VIII. Where'd She Go?

1.7K 78 4
                                    

Multimedia: Ash Stymest as Serge Vaughn.

Sudah jadi hal yang terlalu sering terjadi melihat sosok Rafael Richardson berkeliaran di gedung kantor pusat Ashford Corp.

Setiap kali kebosanan dan ingin mencari hiburan-hiburan yang selain one night stand tentunya-orang pertama yang Rafael cari adalah sahabatnya sendiri, Adrian. Kalau sudah begitu, Adrian harus menunda sebentar pekerjaannya demi sahabatnya itu. Mereka akan menelpon Ryan dan memaksanya untuk datang, itu sih kalau kebetulan Ryan juga sedang ada waktu luang. Karena Ryan lah yang paling sulit diajak bersenang-senang.

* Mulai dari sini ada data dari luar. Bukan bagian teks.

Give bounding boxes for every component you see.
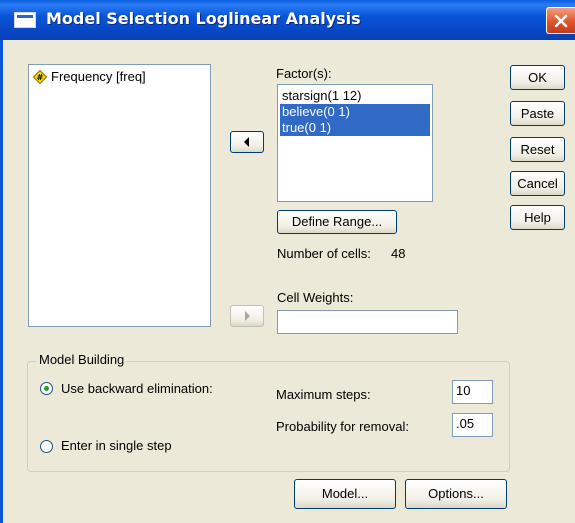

Ratusan pasang mata menatap Rafael. Terutama para kaum hawa yang megap-megap dibuatnya. Gayanya yang dingin seolah pria itu tak terjangkau sama sekali, tatapan matanya yang tajam seakan-akan siapapun yang menatap manik mata birunya itu bersedia tunduk kepadanya kapan saja, aura misterius yang berhasil membuat siapapun penasaran tentang CEO muda penerus sekaligus pewaris Richardson Group yang sangat sukses itu.

"Selamat siang, Pak Rafael. Pak Adrian sudah menunggu di dalam," sapa Diana ramah sambil berdiri tegak.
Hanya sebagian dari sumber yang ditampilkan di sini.